Leopards are perhaps best known for hunting through the African savannah, preying on gazelle and warthog, and dragging their prey up a tree to protect it from being stolen by a lion or a hungry pack of African wild dogs. But there is a subspecies of leopard that stalks the temperate forests of the Russian Far East, trudging through the snow and braving the cold, harsh, and unforgiving Russian winters. This is the Amur leopard, and there are believed to be less than 60 in existence.
The Amur leopard is a native of the Far Eastern forests of Russia and has several distinguishing characteristics that set it apart from other leopard species. These characteristics such as longer fur, and longer legs, help the leopard survive in the harsh cold climate it calls home by keeping it warm and by helping it navigate through the snow. The leopard hunts roe deer and wild boar and will sometimes take snow hares as prey.
Like its African and Indian cousins, the Amur leopard will hide its kills so that they are not taken by other predators. The Amur leopard has to share the far east forests with the Siberian tiger which is the largest of all the tiger sub-species, weighing up to almost 700lbs compared to the Amur leopard which weighs only around 110lbs. The leopard is a solitary cat and is most often nocturnal. Some scientists have reported males staying with females after mating but this may not be the norm. The leopard breeds in the Spring and Summer and females will give birth to 1-4 cubs.

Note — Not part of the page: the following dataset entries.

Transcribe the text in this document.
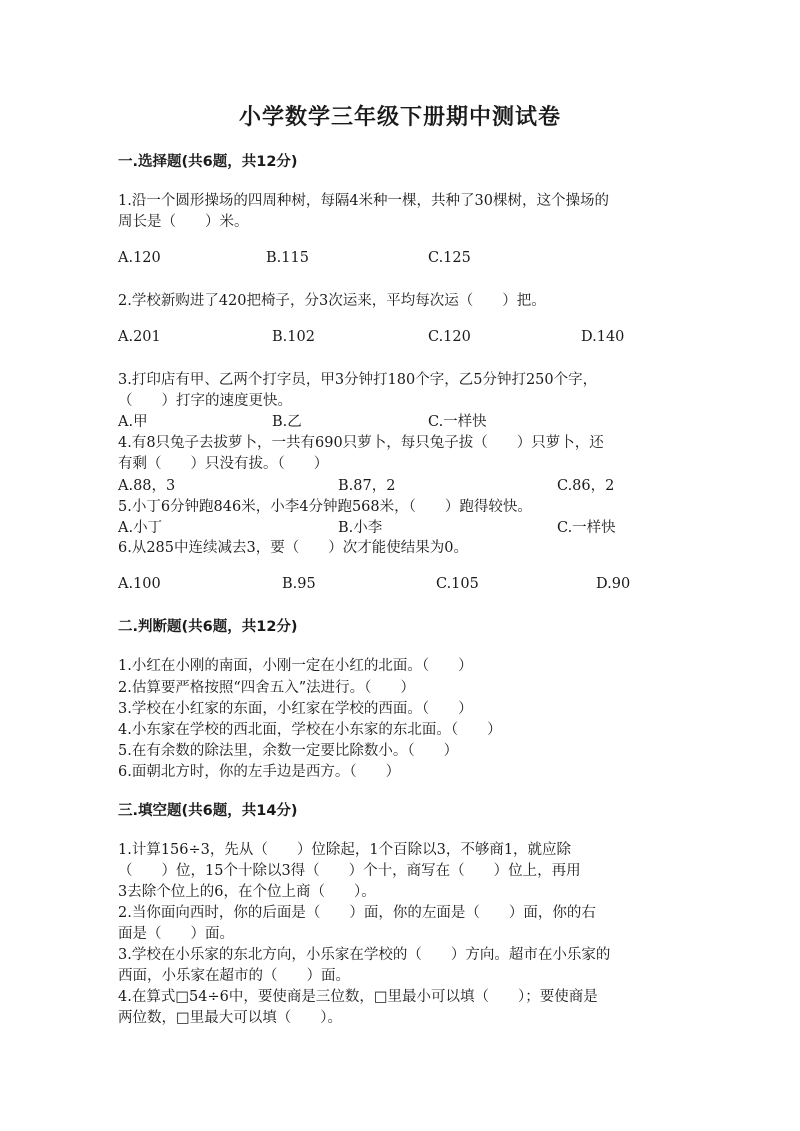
小学数学三年级下册期中测试卷
一.选择题(共6题，共12分)
1.沿一个圆形操场的四周种树，每隔4米种一棵，共种了30棵树，这个操场的
周长是（　　）米。
A.120	B.115	C.125
2.学校新购进了420把椅子，分3次运来，平均每次运（　　）把。
A.201	B.102	C.120	D.140
3.打印店有甲、乙两个打字员，甲3分钟打180个字，乙5分钟打250个字，
（　　）打字的速度更快。
A.甲	B.乙	C.一样快
4.有8只兔子去拔萝卜，一共有690只萝卜，每只兔子拔（　　）只萝卜，还
有剩（　　）只没有拔。（　　）
A.88，3	B.87，2	C.86，2
5.小丁6分钟跑846米，小李4分钟跑568米，（　　）跑得较快。
A.小丁	B.小李	C.一样快
6.从285中连续减去3，要（　　）次才能使结果为0。
A.100	B.95	C.105	D.90
二.判断题(共6题，共12分)
1.小红在小刚的南面，小刚一定在小红的北面。（　　）
2.估算要严格按照“四舍五入”法进行。（　　）
3.学校在小红家的东面，小红家在学校的西面。（　　）
4.小东家在学校的西北面，学校在小东家的东北面。（　　）
5.在有余数的除法里，余数一定要比除数小。（　　）
6.面朝北方时，你的左手边是西方。（　　）
三.填空题(共6题，共14分)
1.计算156÷3，先从（　　）位除起，1个百除以3，不够商1，就应除
（　　）位，15个十除以3得（　　）个十，商写在（　　）位上，再用
3去除个位上的6，在个位上商（　　）。
2.当你面向西时，你的后面是（　　）面，你的左面是（　　）面，你的右
面是（　　）面。
3.学校在小乐家的东北方向，小乐家在学校的（　　）方向。超市在小乐家的
西面，小乐家在超市的（　　）面。
4.在算式□54÷6中，要使商是三位数，□里最小可以填（　　）；要使商是
两位数，□里最大可以填（　　）。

Sadly, like many animals these days the Amur leopard lives in only a fraction of its historical habitat range. Once found throughout Russia, into northern China and even into Korea, this leopard now only calls the far east of Russia home, which also lies on the Chinese border. Throughout the seventies the Russian population was hard hit by poaching and the population took a steep decline. Individuals in China also saw the effects of hunting, the leopards fur is used to make fur coats and for decorative home items, such as rugs. Habitat destruction also drove the Amur leopard out of its historical range and it is estimated that between 1970-1980 over 80% of the leopard’s range was destroyed by indiscriminate logging and converting forests into farmland. There are still large tracts of land where the leopard can live but the problem is that now there is very little prey that can sustain a viable leopard population. Most of the prey has been hunted out of these forests by man leaving these temperate forests for the ghosts of what once inhabited them.
On top of all these issues that the Amur leopard faces is that since the population is so small now the species has to contend with inbreeding. Inbreeding among the species can lead to genetic abnormalities and to a lesser fertility rate.
Many conservation groups are doing all they can to save the Amur leopard from slipping into extinction, lost forever to the world. And while it is important to know that there are people out there who refuse to let magnificent animals be lost, it is also a sobering reminder that these amazing animals are struggling for survival because of us.